Understand Nicole, but in SAR it is a team effort, so while some try to undermine confidence and set parameters, you ultimately have to be the judge of you and your dogs capabilities and stand by your convictions... Hard, but necessary


----------



## Howard Knauf

Hot tracks for PSDs are in the 15-30 minute range. Seeing as bad guys will find safe harbor or transportation in that period of time, we are forced to rush the track. The sooner we get started the better. I've had one successful 90 minute track but in all fairness I had a blood trail to start the track. I've tried to stretch my set times but realistically it is a waste of time for a PSD...that is why I concentrate on hard surface tracking primarily because I work in an urban/suburban enviroment. I also concentrate on discrimination tracks as there are many times multiple offenders so we try to catch the figurative big fish so the dog needs to be able to put on a target and stay on it. 

Still...I'm getting a kick out of this SAR info.\\/


----------



## Sarah Platts

Howard Knauf said:


> I had a blood trail to start the track.


BTW, I'm not sure science has figured it out yet, but trailing handlers have learned that blood is scent specific.


----------



## Nicole Stark

Sarah, what exactly do you mean by that?
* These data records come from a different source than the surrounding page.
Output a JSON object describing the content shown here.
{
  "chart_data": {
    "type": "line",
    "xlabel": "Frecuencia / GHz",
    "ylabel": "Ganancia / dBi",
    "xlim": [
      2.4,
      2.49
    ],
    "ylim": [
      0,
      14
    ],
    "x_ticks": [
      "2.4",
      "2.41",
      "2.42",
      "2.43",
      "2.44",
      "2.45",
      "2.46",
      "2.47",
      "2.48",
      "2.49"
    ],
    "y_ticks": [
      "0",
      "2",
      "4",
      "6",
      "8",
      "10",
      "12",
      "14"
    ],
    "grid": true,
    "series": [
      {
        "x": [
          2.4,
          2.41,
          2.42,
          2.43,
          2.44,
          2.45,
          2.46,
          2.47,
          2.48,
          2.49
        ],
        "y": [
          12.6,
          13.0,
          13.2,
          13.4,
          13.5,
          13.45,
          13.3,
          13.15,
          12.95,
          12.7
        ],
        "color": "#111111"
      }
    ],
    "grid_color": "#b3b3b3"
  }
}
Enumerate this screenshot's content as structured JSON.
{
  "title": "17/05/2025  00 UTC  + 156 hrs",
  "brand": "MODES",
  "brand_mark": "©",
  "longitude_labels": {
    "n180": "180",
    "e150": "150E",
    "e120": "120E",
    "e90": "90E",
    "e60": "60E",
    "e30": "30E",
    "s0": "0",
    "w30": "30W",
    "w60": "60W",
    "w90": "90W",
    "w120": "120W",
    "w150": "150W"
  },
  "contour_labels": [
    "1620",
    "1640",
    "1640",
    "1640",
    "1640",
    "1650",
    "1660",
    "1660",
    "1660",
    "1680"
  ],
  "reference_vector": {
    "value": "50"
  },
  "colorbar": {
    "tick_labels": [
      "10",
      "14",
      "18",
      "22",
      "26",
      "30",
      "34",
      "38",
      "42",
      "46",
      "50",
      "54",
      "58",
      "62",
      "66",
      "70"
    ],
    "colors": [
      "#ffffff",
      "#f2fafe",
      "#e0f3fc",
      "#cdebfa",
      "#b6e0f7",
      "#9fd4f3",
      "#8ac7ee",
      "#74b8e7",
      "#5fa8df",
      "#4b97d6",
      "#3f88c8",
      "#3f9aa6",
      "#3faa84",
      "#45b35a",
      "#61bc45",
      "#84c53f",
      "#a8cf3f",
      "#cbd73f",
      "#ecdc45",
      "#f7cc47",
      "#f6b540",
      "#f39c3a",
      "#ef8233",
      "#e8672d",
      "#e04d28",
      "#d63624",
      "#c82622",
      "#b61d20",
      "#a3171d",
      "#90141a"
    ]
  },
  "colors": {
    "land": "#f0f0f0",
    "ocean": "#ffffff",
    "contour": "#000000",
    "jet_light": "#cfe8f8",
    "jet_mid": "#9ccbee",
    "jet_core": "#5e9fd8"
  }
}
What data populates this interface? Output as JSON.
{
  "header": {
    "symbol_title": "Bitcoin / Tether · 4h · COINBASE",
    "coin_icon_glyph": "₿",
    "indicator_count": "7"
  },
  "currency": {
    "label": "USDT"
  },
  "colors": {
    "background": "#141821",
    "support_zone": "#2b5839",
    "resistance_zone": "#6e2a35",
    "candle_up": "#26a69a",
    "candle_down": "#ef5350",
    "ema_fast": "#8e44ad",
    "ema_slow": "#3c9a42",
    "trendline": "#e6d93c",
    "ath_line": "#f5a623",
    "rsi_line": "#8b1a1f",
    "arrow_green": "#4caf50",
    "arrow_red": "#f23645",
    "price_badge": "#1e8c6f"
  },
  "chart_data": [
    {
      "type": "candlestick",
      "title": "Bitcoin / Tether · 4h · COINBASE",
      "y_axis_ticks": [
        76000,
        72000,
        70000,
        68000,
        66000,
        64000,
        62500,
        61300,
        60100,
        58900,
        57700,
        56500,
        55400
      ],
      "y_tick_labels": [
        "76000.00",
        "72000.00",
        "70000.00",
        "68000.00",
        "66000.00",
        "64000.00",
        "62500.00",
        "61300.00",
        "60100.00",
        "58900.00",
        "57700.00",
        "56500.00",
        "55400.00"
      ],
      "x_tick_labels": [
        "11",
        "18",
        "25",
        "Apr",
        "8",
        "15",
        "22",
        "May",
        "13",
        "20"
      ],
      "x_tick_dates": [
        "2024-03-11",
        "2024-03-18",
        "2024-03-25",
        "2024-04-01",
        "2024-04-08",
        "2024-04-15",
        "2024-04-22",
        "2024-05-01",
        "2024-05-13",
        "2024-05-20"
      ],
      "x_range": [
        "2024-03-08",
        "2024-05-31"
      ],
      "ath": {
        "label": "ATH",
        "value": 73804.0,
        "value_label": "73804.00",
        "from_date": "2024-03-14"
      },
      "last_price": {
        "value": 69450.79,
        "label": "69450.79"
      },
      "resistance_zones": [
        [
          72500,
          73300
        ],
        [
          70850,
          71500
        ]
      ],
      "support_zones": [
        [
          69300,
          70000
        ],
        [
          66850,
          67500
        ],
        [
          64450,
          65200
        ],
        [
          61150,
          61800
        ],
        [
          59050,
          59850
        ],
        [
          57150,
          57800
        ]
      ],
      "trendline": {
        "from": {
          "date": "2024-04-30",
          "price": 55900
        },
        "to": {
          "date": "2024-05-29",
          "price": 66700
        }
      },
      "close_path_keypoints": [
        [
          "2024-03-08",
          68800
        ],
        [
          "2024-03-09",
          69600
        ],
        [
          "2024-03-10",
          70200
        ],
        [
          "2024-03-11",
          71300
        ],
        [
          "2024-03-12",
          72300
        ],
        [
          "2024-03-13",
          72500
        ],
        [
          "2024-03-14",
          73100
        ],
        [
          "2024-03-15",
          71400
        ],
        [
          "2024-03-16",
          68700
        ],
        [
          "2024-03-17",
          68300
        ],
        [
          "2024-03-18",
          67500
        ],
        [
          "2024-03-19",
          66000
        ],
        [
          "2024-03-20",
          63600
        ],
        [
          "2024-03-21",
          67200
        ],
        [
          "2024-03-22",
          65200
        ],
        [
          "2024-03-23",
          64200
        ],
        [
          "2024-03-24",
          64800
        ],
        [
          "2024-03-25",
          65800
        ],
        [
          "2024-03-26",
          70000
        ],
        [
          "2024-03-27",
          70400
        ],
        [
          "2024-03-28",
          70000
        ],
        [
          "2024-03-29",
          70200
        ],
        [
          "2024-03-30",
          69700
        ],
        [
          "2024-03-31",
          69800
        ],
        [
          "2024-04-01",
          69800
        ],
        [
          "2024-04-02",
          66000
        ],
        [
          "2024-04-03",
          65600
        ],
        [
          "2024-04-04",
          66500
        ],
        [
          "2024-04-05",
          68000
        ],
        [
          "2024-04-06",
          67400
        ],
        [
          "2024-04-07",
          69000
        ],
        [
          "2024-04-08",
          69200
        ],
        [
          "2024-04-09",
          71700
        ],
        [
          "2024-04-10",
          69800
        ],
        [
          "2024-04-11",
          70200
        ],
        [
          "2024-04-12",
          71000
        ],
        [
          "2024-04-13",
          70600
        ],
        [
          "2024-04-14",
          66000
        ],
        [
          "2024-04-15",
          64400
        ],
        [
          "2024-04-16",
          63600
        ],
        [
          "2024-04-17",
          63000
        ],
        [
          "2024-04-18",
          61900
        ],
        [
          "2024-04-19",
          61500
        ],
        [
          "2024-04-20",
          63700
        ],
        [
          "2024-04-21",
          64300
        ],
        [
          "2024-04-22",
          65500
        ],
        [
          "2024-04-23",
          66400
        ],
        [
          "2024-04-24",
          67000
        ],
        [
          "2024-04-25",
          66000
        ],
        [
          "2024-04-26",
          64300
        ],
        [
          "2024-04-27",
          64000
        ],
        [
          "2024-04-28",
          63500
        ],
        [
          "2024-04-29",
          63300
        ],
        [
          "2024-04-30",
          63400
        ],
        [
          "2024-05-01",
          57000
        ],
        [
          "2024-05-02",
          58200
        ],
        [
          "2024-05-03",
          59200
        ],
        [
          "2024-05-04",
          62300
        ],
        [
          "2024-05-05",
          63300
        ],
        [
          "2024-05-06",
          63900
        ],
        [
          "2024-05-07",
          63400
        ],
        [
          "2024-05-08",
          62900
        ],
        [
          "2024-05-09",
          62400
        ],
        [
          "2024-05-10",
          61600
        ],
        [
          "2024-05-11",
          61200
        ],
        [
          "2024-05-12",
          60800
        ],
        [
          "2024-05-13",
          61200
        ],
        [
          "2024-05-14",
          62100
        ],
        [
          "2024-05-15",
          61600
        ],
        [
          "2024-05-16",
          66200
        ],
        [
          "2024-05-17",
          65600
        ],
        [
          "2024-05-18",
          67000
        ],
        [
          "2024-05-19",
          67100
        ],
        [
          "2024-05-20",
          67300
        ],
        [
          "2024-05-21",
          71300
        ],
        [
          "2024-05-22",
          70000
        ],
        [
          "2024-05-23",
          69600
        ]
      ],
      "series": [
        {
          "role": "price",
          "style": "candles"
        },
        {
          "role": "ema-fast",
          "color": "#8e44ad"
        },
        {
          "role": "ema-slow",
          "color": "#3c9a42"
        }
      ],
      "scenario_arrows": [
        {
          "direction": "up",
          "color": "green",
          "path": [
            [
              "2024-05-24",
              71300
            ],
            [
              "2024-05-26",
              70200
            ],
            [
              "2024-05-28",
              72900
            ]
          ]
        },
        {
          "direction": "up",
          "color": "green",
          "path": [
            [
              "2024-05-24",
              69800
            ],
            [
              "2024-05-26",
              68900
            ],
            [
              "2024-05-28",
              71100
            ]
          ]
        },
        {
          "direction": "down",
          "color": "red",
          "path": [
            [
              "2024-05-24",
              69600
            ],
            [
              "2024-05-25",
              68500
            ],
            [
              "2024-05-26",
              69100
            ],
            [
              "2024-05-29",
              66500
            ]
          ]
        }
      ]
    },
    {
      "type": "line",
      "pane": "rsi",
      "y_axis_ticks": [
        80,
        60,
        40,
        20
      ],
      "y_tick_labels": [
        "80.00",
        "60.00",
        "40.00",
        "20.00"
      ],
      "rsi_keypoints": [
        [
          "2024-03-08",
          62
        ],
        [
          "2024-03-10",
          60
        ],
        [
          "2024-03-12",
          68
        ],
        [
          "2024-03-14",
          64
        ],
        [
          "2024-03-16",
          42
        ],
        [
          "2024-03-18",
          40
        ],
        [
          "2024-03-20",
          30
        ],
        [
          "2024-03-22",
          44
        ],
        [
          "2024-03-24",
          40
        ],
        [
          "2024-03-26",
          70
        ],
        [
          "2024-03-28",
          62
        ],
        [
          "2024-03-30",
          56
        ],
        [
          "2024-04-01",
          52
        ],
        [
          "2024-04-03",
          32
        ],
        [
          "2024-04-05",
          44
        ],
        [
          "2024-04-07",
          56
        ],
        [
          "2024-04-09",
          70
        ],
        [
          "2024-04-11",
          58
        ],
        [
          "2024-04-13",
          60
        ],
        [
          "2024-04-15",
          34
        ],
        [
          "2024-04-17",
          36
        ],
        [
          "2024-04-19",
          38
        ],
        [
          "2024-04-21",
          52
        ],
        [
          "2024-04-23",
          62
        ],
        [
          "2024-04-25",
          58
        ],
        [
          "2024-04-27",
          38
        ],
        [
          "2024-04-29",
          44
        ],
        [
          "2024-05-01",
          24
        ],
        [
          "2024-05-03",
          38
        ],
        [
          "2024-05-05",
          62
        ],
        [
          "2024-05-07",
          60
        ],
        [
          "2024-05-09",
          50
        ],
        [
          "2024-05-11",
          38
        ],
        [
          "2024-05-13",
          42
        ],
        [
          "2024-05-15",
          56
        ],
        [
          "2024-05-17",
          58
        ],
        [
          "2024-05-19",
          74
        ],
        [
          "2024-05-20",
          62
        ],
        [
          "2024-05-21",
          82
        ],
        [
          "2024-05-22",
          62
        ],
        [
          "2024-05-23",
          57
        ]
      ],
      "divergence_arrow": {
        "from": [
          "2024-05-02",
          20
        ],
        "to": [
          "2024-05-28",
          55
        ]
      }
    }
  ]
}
I read it and though, of course it is but I would like to know if you have any particulars or if you were referring to something specific?


----------



## Sarah Platts

you use the actual blood as a scent article to scent the dog on for the trail. For a cadaver dog, it's considered generic human material. When you use it like a scent article in trailing work then it's specific to that person.


----------



## Howard Knauf

Sarah Platts said:


> you use the actual blood as a scent article to scent the dog on for the trail. For a cadaver dog, it's considered generic human material. When you use it like a scent article in trailing work then it's specific to that person.


 Exactly. The blood as a scent article is no biggie...until the track is contaminated by other humans. There were numerous pedestrians who had been on the suspects flight path prior to my arrival. The dog had to form a scent picture with the blood/suspect odor...AND contaminating odors of pedestrians. The amazing thing is that he banked the odors and was able to put the puzzle together to stay on a target only he could figure out. Just blows my mind. Mind you, the track wasn't a pretty sight and I just held on for the ride. There was a lot of investigating of the cross tracks etc until he could determine what pieces went where. As we got further from the scene the track tightened up because all the lookie loos were close to the crime scene mainly.


----------



## sefi sahar

very intresting terminology . we have no such terms here. just fresh tracks and older tracks. 

we do have names for fresher tracks and tracks that the personal scent whare off but still have difrrent ground press scent in the foot prints and the other way arround. i dont know how they translate to english.
it is great reading you all.


----------



## Sarah Platts

Sefi,

What are the terms you use in your language? And the definition in your language. Don't convert to English.

thanks


----------



## sefi sahar

Sarah you mean how we write them or what they sounds like?


----------



## Nicole Stark

Safi, write it exactly as you would in your own language. Not in English.


----------



## sefi sahar

its ????? ???? and ????? ??????


----------



## sefi sahar

grrr the forum do not support my languge (hebrew). the first sounds like " ikvot hamra" ikvot means tracks the other word is from arabic and means femin red it also a nick name in my languge (hebrew) of certain red kind of soil but i doubt its the right meanning. the other one is sounds like "ikvot shufot" which could means something like "drifted tracks" again i doubt if its the right translation nor meanning.


----------



## Bob Scott

Selfi s it possible your talking about ground and vegetation disturbance?

In sport "tracking" that is often a big element in starting a new pup or dog but quite possible used in trailing also.


----------



## sefi sahar

hi bob 
its not exactly just about ground disterbances this terms referd to extreme gaps in 
ratio difrences between ground disterbances smell and human personal smell.
i hope i explain it right.


----------



## Bob Scott

Makes more sense!


----------